Davis adds that it is hard to overstate the importance of securing a four-year partnership organized on such a clearly stated goal—especially with the challenges presented by the coronavirus pandemic, which has resulted in the cancellation or postponement of thousands of in-person Special Olympics events around the world. Many events have pivoted online, Davis says, but the short-term challenges are very real.

“From a stability and continuity perspective, getting partners as committed, innovative and enthusiastic as Gallagher is incredible,” Davis says. “We don’t want to give them up too easily as partners, let me say that. We work together very well and we have a tremendous amount of momentum going in this partnership. Something else I want to say about [Gallagher’s leaders] is that they really believe in the ability of their people and their teams—and in their communities and clients—to accomplish great things. That’s very important, too. This is a partnership that is grounded in a commitment to making society a better place, with a commitment to inclusion and respect.”

Mead and Davis emphasize the widespread impact the Special Olympics can have on a given community. Simply put, bringing sports to those with intellectual disabilities lifts everyone up, creating deeper community connections and a sense of collective empathy that improve the lives of everyone, not just the athletes.

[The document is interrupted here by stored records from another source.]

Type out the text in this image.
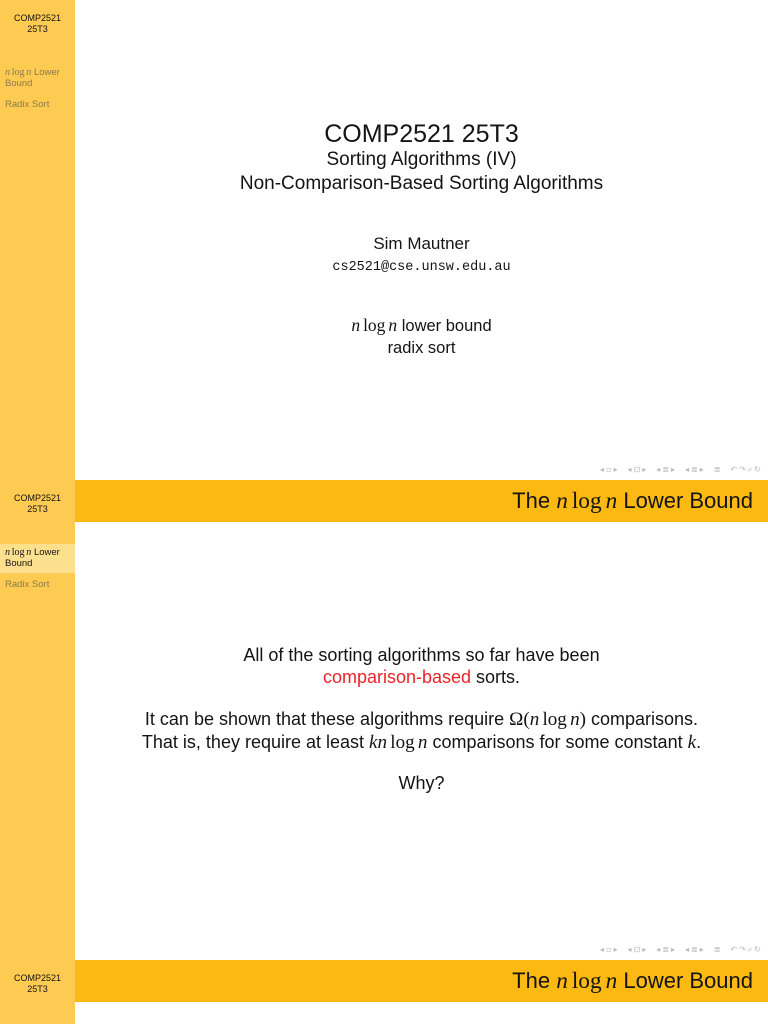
COMP2521
25T3
n log n Lower Bound
Radix Sort
COMP2521 25T3
Sorting Algorithms (IV)
Non-Comparison-Based Sorting Algorithms
Sim Mautner
cs2521@cse.unsw.edu.au
n log n lower bound
radix sort
◂ ▫ ▸ ◂ ⊡ ▸ ◂ ≣ ▸ ◂ ≣ ▸ ≣ ↶ ↷ ⌕ ↻
COMP2521
25T3
n log n Lower Bound
Radix Sort
The n log n Lower Bound
All of the sorting algorithms so far have been
comparison-based sorts.
It can be shown that these algorithms require Ω(n log n) comparisons.
That is, they require at least kn log n comparisons for some constant k.
Why?
◂ ▫ ▸ ◂ ⊡ ▸ ◂ ≣ ▸ ◂ ≣ ▸ ≣ ↶ ↷ ⌕ ↻
COMP2521
25T3	The n log n Lower Bound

“Years ago, when this organization started in 1968, those with intellectual disabilities were plagued by stigma and purposefully excluded from society,” Davis says. “Now, in some countries even today, that still exists. It’s a part of our mission to break down those barriers where they still exist, and with partners like Gallagher, we can make that happen. It’s been an amazing journey to see how people with intellectual disabilities have claimed their place in society and in communities. That’s really as a result of the power of sport and the Special Olympics.”

Mead says the staff at Gallagher has fully embraced this vision and is thrilled to be engaged in this long-term partnership.

“It is incredibly important to our people,” he says. “Look, we aren’t passive about this stuff, not at all. We are active. It’s part of our culture and it’s part of the Gallagher way—to be participatory. We’re seeing our employees embrace this activism and activation in a profound way. Even better, there is real learning happening within our culture right now, because of this expanding partnership.”

Mead and Davis say they are already looking forward to meeting in person again. They share the hope that, with a successful COVID-19 vaccination push this year, the national USA Games scheduled for June 2022 in Orlando, Florida, will go off without a hitch.